Что такое оксюморон, я тоже все время забываю, вставила в разговор Эмма. (Милая!)
Ну, ладно, отвечала равинесса, выгораживая (и отгораживая от меня) свою собеседницу, «оксюморон», действительно, не каждый обязан помнить, но если уж ты взялся писать, изволь выучить…
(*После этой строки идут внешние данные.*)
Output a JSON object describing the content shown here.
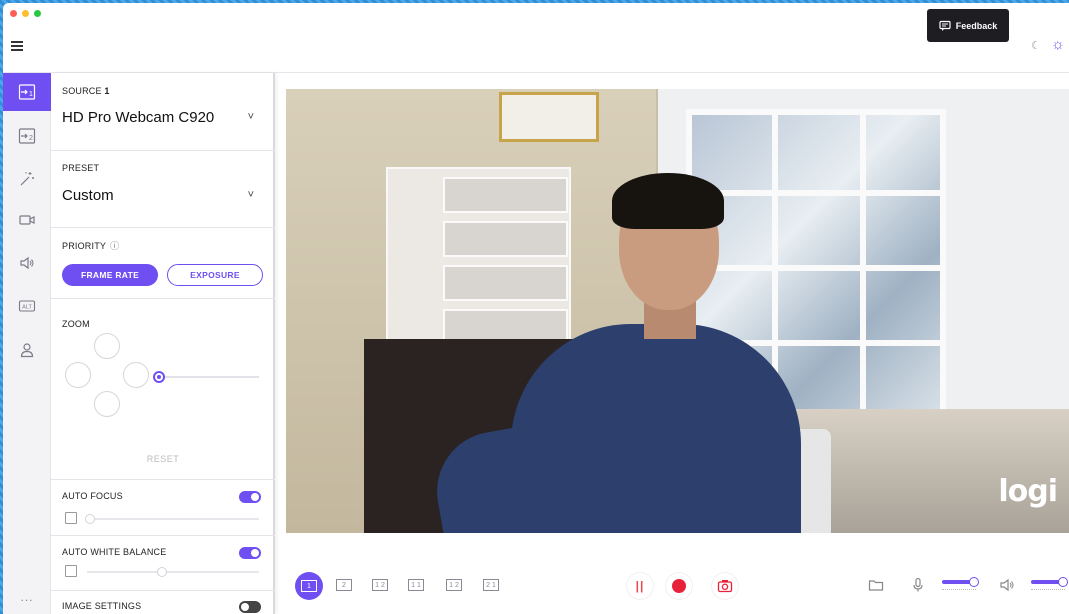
{
  "header": {
    "feedback_label": "Feedback"
  },
  "sidebar": {
    "items": [
      {
        "name": "source-1",
        "icon": "source-1-icon"
      },
      {
        "name": "source-2",
        "icon": "source-2-icon"
      },
      {
        "name": "effects",
        "icon": "magic-wand-icon"
      },
      {
        "name": "camera",
        "icon": "camera-icon"
      },
      {
        "name": "audio",
        "icon": "speaker-icon"
      },
      {
        "name": "alt",
        "icon": "alt-icon",
        "label": "ALT"
      },
      {
        "name": "account",
        "icon": "user-icon"
      }
    ],
    "more_label": "..."
  },
  "panel": {
    "source": {
      "label_prefix": "SOURCE",
      "label_number": "1",
      "value": "HD Pro Webcam C920"
    },
    "preset": {
      "label": "PRESET",
      "value": "Custom"
    },
    "priority": {
      "label": "PRIORITY",
      "frame_rate": "FRAME RATE",
      "exposure": "EXPOSURE",
      "selected": "FRAME RATE"
    },
    "zoom": {
      "label": "ZOOM",
      "reset": "RESET",
      "level": 0
    },
    "auto_focus": {
      "label": "AUTO FOCUS",
      "enabled": true
    },
    "auto_white_balance": {
      "label": "AUTO WHITE BALANCE",
      "enabled": true
    },
    "image_settings": {
      "label": "IMAGE SETTINGS",
      "enabled": false
    }
  },
  "preview": {
    "watermark": "logi"
  },
  "bottombar": {
    "layouts": [
      "1",
      "2",
      "1 2",
      "1 1",
      "1 2",
      "2 1"
    ],
    "active_layout": 0
  },
  "colors": {
    "accent": "#6f4ff2",
    "record": "#e8213a"
  }
}
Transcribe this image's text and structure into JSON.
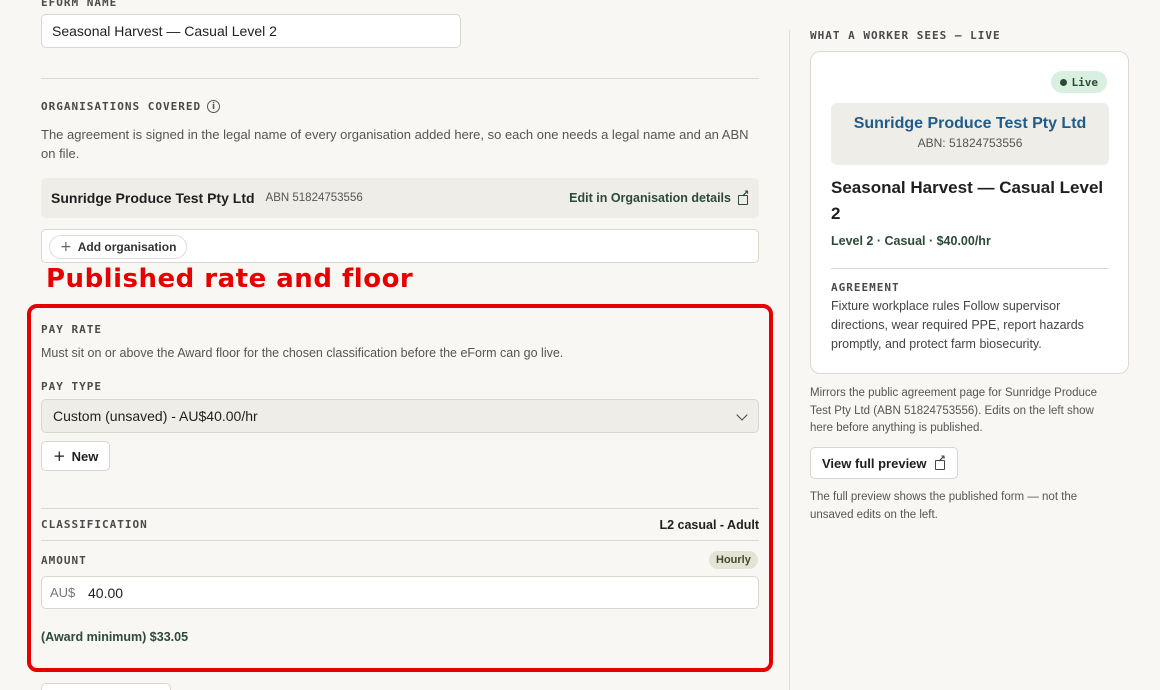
{
  "eform": {
    "name_label": "EFORM NAME",
    "name_value": "Seasonal Harvest — Casual Level 2"
  },
  "organisations": {
    "label": "ORGANISATIONS COVERED",
    "description": "The agreement is signed in the legal name of every organisation added here, so each one needs a legal name and an ABN on file.",
    "items": [
      {
        "name": "Sunridge Produce Test Pty Ltd",
        "abn": "ABN 51824753556",
        "edit_label": "Edit in Organisation details"
      }
    ],
    "add_label": "Add organisation"
  },
  "annotation": {
    "title": "Published rate and floor",
    "color": "#e60000"
  },
  "pay_rate": {
    "label": "PAY RATE",
    "description": "Must sit on or above the Award floor for the chosen classification before the eForm can go live.",
    "pay_type_label": "PAY TYPE",
    "pay_type_value": "Custom (unsaved) - AU$40.00/hr",
    "new_label": "New",
    "classification_label": "CLASSIFICATION",
    "classification_value": "L2 casual - Adult",
    "amount_label": "AMOUNT",
    "amount_badge": "Hourly",
    "amount_prefix": "AU$",
    "amount_value": "40.00",
    "award_minimum": "(Award minimum) $33.05"
  },
  "preview": {
    "heading": "WHAT A WORKER SEES — LIVE",
    "live_badge": "Live",
    "org_name": "Sunridge Produce Test Pty Ltd",
    "org_abn": "ABN: 51824753556",
    "title": "Seasonal Harvest — Casual Level 2",
    "meta": "Level 2 · Casual · $40.00/hr",
    "agreement_label": "AGREEMENT",
    "agreement_text": "Fixture workplace rules Follow supervisor directions, wear required PPE, report hazards promptly, and protect farm biosecurity.",
    "mirror_note": "Mirrors the public agreement page for Sunridge Produce Test Pty Ltd (ABN 51824753556). Edits on the left show here before anything is published.",
    "view_full_label": "View full preview",
    "full_preview_note": "The full preview shows the published form — not the unsaved edits on the left."
  },
  "icons": {
    "info": "info-icon",
    "external": "external-link-icon",
    "plus": "plus-icon",
    "chevron": "chevron-down-icon",
    "live_dot": "status-dot-icon"
  },
  "colors": {
    "accent_green": "#2c4a37",
    "org_blue": "#1f5c8a",
    "live_bg": "#d9efdf",
    "page_bg": "#f8f7f3"
  }
}
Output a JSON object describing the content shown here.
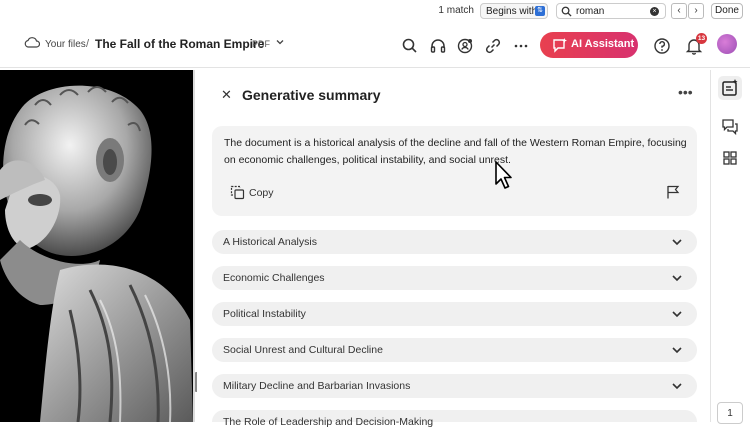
{
  "find_bar": {
    "match_count": "1 match",
    "mode": "Begins with",
    "query": "roman",
    "done_label": "Done"
  },
  "header": {
    "your_files": "Your files",
    "separator": "/",
    "title": "The Fall of the Roman Empire",
    "file_type": "PDF",
    "ai_assistant_label": "AI Assistant",
    "notification_count": "13",
    "icons": [
      "search-icon",
      "headphones-icon",
      "comment-user-icon",
      "link-icon",
      "more-icon",
      "help-icon",
      "bell-icon"
    ]
  },
  "panel": {
    "title": "Generative summary",
    "summary": "The document is a historical analysis of the decline and fall of the Western Roman Empire, focusing on economic challenges, political instability, and social unrest.",
    "copy_label": "Copy",
    "sections": [
      "A Historical Analysis",
      "Economic Challenges",
      "Political Instability",
      "Social Unrest and Cultural Decline",
      "Military Decline and Barbarian Invasions",
      "The Role of Leadership and Decision-Making"
    ]
  },
  "rail": {
    "page_number": "1"
  },
  "colors": {
    "ai_button": "#e8404f",
    "badge": "#d7373f",
    "accordion_bg": "#f0f0f0",
    "summary_bg": "#f3f3f3"
  }
}
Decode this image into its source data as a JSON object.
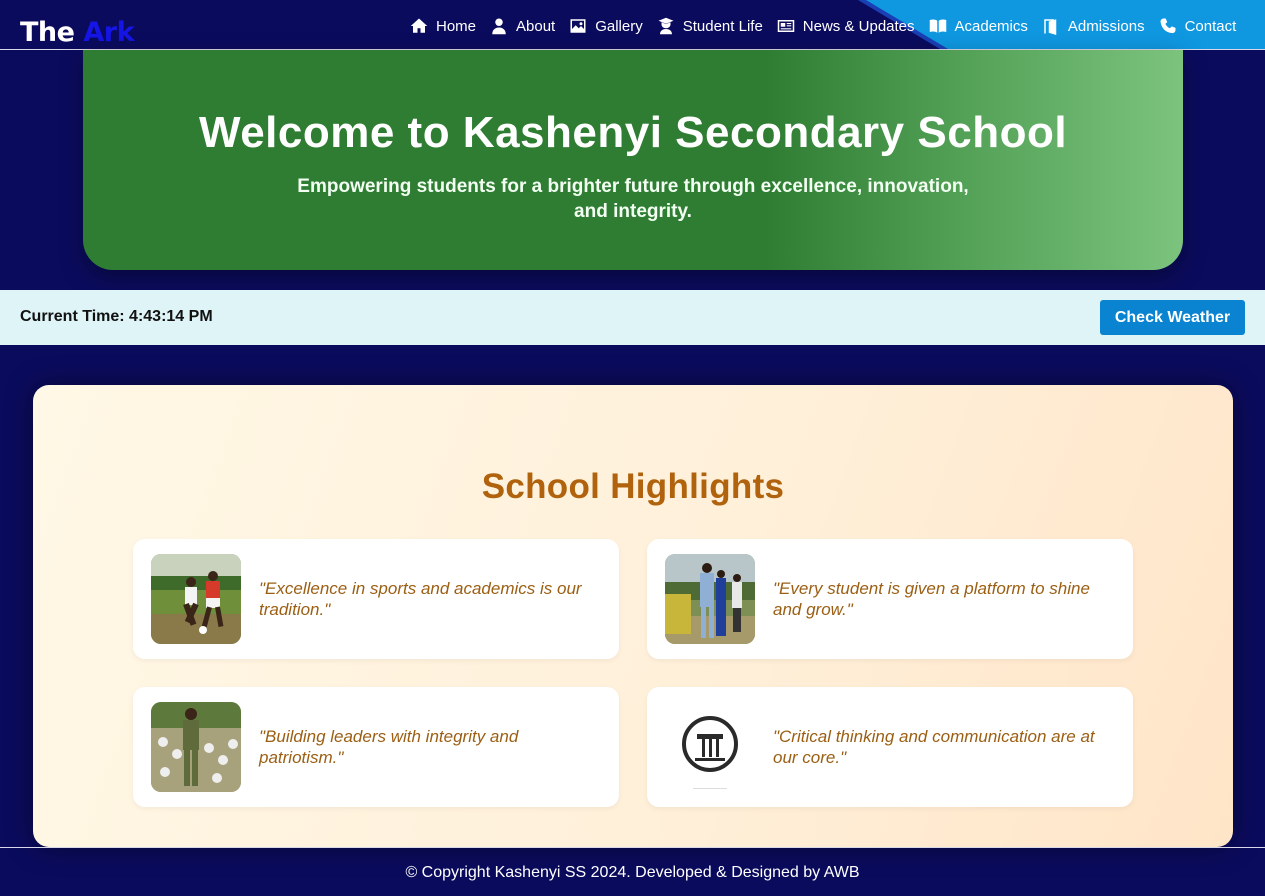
{
  "colors": {
    "page_bg": "#0b0b5e",
    "nav_accent": "#0f97e0",
    "hero_green": "#2e7d32",
    "hero_light_green": "#7cc47e",
    "time_bar_bg": "#dff4f7",
    "button_blue": "#0a84d0",
    "highlight_heading": "#b0620c",
    "quote_text": "#9b5f14"
  },
  "logo": {
    "text_main": "The",
    "text_accent": "Ark"
  },
  "nav": {
    "items": [
      {
        "label": "Home",
        "icon": "home-icon"
      },
      {
        "label": "About",
        "icon": "user-icon"
      },
      {
        "label": "Gallery",
        "icon": "image-icon"
      },
      {
        "label": "Student Life",
        "icon": "graduate-icon"
      },
      {
        "label": "News & Updates",
        "icon": "newspaper-icon"
      },
      {
        "label": "Academics",
        "icon": "book-icon"
      },
      {
        "label": "Admissions",
        "icon": "door-icon"
      },
      {
        "label": "Contact",
        "icon": "phone-icon"
      }
    ]
  },
  "hero": {
    "title": "Welcome to Kashenyi Secondary School",
    "subtitle": "Empowering students for a brighter future through excellence, innovation, and integrity."
  },
  "time_bar": {
    "current_time": "Current Time: 4:43:14 PM",
    "weather_button": "Check Weather"
  },
  "highlights": {
    "heading": "School Highlights",
    "cards": [
      {
        "quote": "\"Excellence in sports and academics is our tradition.\"",
        "image": "football-photo"
      },
      {
        "quote": "\"Every student is given a platform to shine and grow.\"",
        "image": "students-walking-photo"
      },
      {
        "quote": "\"Building leaders with integrity and patriotism.\"",
        "image": "cadet-parade-photo"
      },
      {
        "quote": "\"Critical thinking and communication are at our core.\"",
        "image": "school-emblem"
      }
    ]
  },
  "footer": {
    "text": "© Copyright Kashenyi SS 2024. Developed & Designed by AWB"
  }
}
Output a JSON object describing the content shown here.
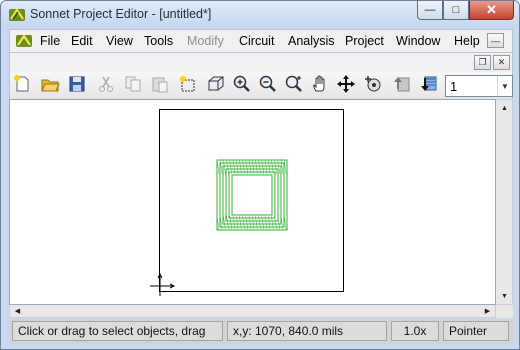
{
  "window": {
    "title": "Sonnet Project Editor - [untitled*]"
  },
  "window_buttons": {
    "minimize": "—",
    "maximize": "□",
    "close": "✕"
  },
  "menu": {
    "items": [
      {
        "label": "File",
        "enabled": true
      },
      {
        "label": "Edit",
        "enabled": true
      },
      {
        "label": "View",
        "enabled": true
      },
      {
        "label": "Tools",
        "enabled": true
      },
      {
        "label": "Modify",
        "enabled": false
      },
      {
        "label": "Circuit",
        "enabled": true
      },
      {
        "label": "Analysis",
        "enabled": true
      },
      {
        "label": "Project",
        "enabled": true
      },
      {
        "label": "Window",
        "enabled": true
      },
      {
        "label": "Help",
        "enabled": true
      }
    ],
    "mdi_buttons": {
      "minimize": "—",
      "restore": "❐",
      "close": "✕"
    }
  },
  "toolbar": {
    "icons": [
      "new-file-icon",
      "open-folder-icon",
      "save-icon",
      "cut-icon",
      "copy-icon",
      "paste-icon",
      "select-box-icon",
      "3d-view-icon",
      "zoom-in-icon",
      "zoom-out-icon",
      "zoom-fit-icon",
      "pan-hand-icon",
      "move-icon",
      "rotate-icon",
      "up-level-icon",
      "down-level-icon"
    ],
    "level_value": "1",
    "level_arrow": "▼"
  },
  "scroll": {
    "up": "▲",
    "down": "▼",
    "left": "◀",
    "right": "▶"
  },
  "colors": {
    "spiral": "#35b035",
    "canvas_bg": "#ffffff"
  },
  "status": {
    "message": "Click or drag to select objects, drag",
    "coords": "x,y:  1070, 840.0 mils",
    "zoom": "1.0x",
    "mode": "Pointer"
  }
}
Скотина. Выскажи она все это Эмме, скажем, на полгода раньше, может быть и не долбил бы сегодня колонну в подземелье автостоянки рисованный Vanellus spinosus. А в самом деле, повлияло бы это на Эмму? Повлияет ли сейчас? Я почувствую. Зачем Эмма прочла ей мои рассказы? И какие? Неужели равинессе ни один не понравился?
Когда Бурнизьен вышла из кухни на площадку, по моему взгляду она догадалась, что я слышал ее. «Мы с тобой говорить и слушать, а друг друга не понимать», — прочла, она, должно быть, намеренно стилизованный «под чурку» ответ в моих глазах. Я увидел, как она начала краснеть раньше, чем успела отвернуться, изменившийся фон для полуоправ ее бровей привлек мое внимание, но на сей раз, наблюдая изменения в ее лице открыто и с прищуром, я не испытывал ни смущения, ни огорчения. Когда вошла Эмма, я на всякий случай прикрыл локтями карманы брюк.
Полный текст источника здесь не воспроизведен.